Because of his strange behaviors in the past, some of the other children in the neighborhood have stopped playing with him and have left him alone and isolated. He really needs other children to play with and his mother explained all of this to me asking if my daughter could play with him. My daughter is nine and most of the friends she plays with are girls. The boys in the neighborhood are really too old for him. I told her that he could definitely play with my daughter anytime.
Well, I didn't realize how he would be over everyday. My husband says he literally waits in the yard for my daughter to get home and he follows her around as soon as she gets in. He writes her cute little letters. However, I'm noticing that my daughter needs a break some and she's wanting some alone time with the girls. She feels uncomfortable having him around when they're doing "girlie things" like painting their toenails, fixing up their hair, playing dress-up, etc.

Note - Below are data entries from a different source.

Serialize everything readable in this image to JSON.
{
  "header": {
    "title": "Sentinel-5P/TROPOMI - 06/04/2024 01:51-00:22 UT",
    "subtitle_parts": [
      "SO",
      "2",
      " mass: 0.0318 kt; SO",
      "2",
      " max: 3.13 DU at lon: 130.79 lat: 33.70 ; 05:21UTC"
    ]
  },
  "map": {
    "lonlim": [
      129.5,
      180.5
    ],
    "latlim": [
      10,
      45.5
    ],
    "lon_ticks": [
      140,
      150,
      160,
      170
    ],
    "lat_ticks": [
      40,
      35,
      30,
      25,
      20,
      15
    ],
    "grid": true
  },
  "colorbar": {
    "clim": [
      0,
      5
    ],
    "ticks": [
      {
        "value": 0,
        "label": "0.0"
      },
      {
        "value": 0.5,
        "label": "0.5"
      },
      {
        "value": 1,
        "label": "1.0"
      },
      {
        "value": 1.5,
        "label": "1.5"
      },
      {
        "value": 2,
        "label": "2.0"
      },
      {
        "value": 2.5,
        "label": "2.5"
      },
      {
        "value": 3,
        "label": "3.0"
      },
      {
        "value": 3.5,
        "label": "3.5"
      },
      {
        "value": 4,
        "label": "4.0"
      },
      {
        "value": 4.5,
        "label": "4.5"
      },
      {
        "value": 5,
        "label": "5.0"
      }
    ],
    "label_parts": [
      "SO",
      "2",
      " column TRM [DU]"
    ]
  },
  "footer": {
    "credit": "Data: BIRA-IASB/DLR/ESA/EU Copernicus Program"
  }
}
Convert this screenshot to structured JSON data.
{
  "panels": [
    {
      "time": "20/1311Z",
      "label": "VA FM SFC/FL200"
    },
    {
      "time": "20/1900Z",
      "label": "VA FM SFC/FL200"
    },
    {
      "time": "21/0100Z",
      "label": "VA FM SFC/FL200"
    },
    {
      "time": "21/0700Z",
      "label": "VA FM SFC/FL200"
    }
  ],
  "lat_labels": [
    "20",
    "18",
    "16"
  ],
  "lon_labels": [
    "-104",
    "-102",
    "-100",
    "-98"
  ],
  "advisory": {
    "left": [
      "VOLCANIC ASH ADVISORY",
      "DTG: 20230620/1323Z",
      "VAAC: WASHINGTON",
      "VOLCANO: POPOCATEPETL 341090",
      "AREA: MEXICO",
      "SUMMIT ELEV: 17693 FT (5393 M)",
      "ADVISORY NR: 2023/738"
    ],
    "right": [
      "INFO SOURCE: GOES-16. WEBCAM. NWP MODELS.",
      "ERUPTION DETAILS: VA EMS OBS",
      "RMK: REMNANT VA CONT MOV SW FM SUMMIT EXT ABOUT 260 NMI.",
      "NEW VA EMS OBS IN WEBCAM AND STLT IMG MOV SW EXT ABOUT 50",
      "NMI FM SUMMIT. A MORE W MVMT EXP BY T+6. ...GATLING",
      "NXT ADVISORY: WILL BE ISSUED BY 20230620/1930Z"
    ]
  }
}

He gets bored because he wants to be out riding bikes, swinging, playing "boy-things."
Yesterday at dinner, we discovered that my daughter told him,"I don't want to play with you today, I just want to play with the girls." He left feeling sad and hurt. We asked her how she would feel if one of her friends said the same thing to her. Her response was, "But, Mommy, I was nice when I said it. I wasn't mean at all." I tried to explain that there's no nice way to tell someone you don't want to play with them. Yet, I didn't want to force her. I know she needs some down time once in a while.
She was so upset that she couldn't finish dinner and told us she thought she should go over and apologize. We told her we thought it would be a good idea. She went by herself, still wiping tears from her face, and told him that she didn't mean to hurt his feelings and that she could play with him tomorrow. We were so proud of her. When she came back. She finally stopped crying and could finish eating her dinner.
I'm going to give her some suggestions as to how to tell him when she wants to play "girlie things" with the girls without hurting his feelings. She could simply let him know that they are going to paint nails and put on make-up. I feel quite certain he wouldn't want to participate, and hopefully, this wouldn't hurt his feelings.
It was hard to watch her cry as she realized what she had done. Yet, I knew she needed to be told and that we had to make her aware of being sensitive of his feelings. Without us telling her, she knew the right thing to do, and she did it.